El primer gran éxito de Queiroz fue el Mundial juvenil de Arabia Saudí. El 3 de marzo de 1989, Portugal venció a Nigeria (2-0) y nadie olvidará el revuelo que se montó en Lisboa cuando esos muchachos orgullosos pasearon la copa por toda la ciudad, subidos en un autobús descapotable. El sucesor de Eusebio todavía no había aparecido, pero había señales esperanzadoras de una llegada inminente. En esos chavales, en Bizarro, actual entrenador de porteros de la selección absoluta, en Abel Xabier, en Madeira, en Jorge Costa, en Couto o en Joao Pinto, la hinchada vislumbró un éxito mayor. Dos años más tarde se sumaron Figo, Rui Costa, Sa Pinto y Capucho para lograr otro Mundial. Les llamaron la Generación de Oro pero nunca más volvieron a jugar otra final. La gente esperó, y los vio caer en la clasificación para el Mundial de EE UU, en 1994, y en las semifinales en la Eurocopa de 2000, y ante Corea, en la primera ronda del Mundial 2002.
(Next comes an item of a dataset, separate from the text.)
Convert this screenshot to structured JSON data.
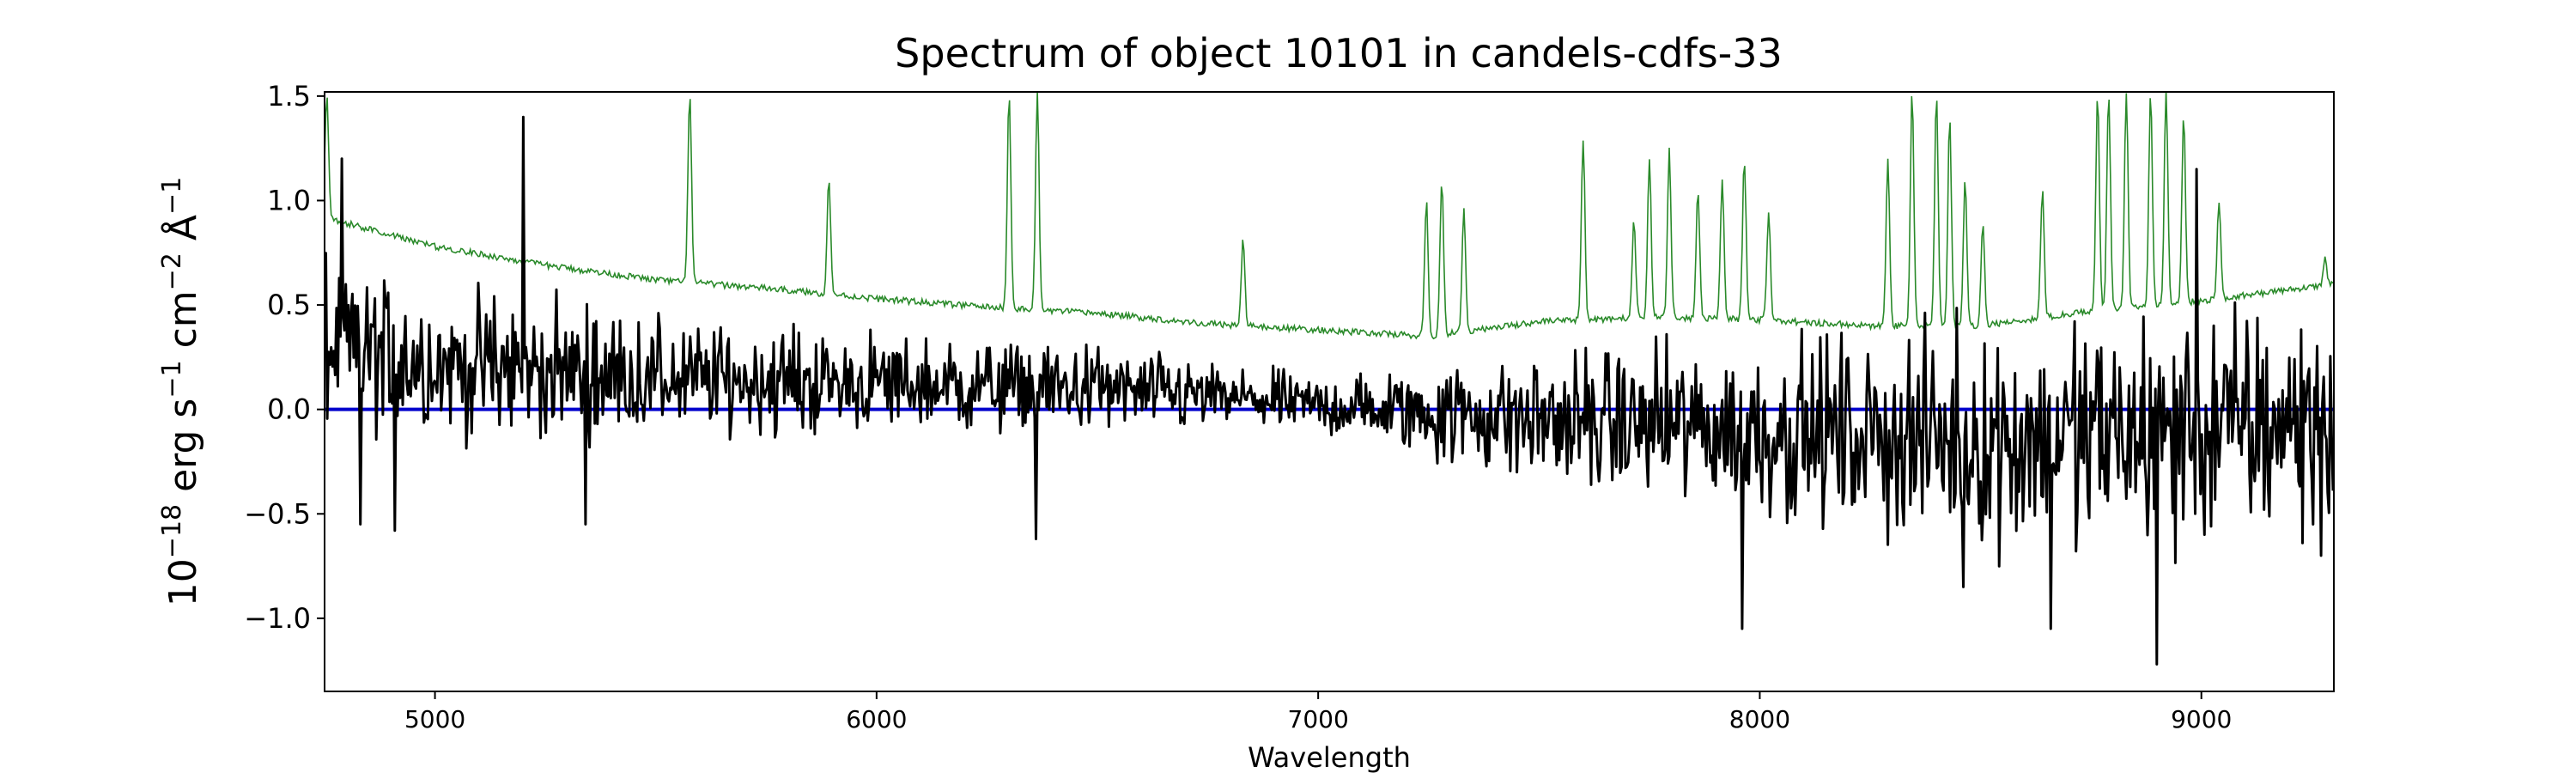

Queiroz había dejado la federación en 1993. Se fue enfrentado al viejo aparato burocrático, incapaz de asumir el cambio. Su carrera en Portugal había iniciado el declive; pero la mitología futbolística ya acunaba al heredero de Eusebio, y con él, un relevo de jóvenes contagiados: gente como Maniche, Valente, Carvalho, Gomes, Costinha o Cristiano Ronaldo.
Mañana, Couto será el único representante del equipo de 1989; Figo y Rui Costa, los únicos sobrevivientes de 1991. Tras alcanzar la final, el miércoles, Figo y Rui Costa se abrazaron como dos novios y sobre ellos se lanzaron muchos de los compañeros más jóvenes, como Nuno Gomes. "En este equipo hay jugadores de 19 a 34 años", dijo Gomes; "pero el espíritu y el esfuerzo de todo el grupo es el mismo que el de los veteranos. Ellos nos han dado la confianza. Han estado esperando este momento durante muchos años y puede que sea su última oportunidad".
Hoy, las rodillas de Figo se chocan menos. "Si le corrijo eso, lo estrago", había dicho Queiroz, para negarse a estropear al genio. Mañana, en el estadio de La Luz, el sucesor de Eusebio volverá a jugar una final. La primera de Portugal, la última de la Generación de Oro.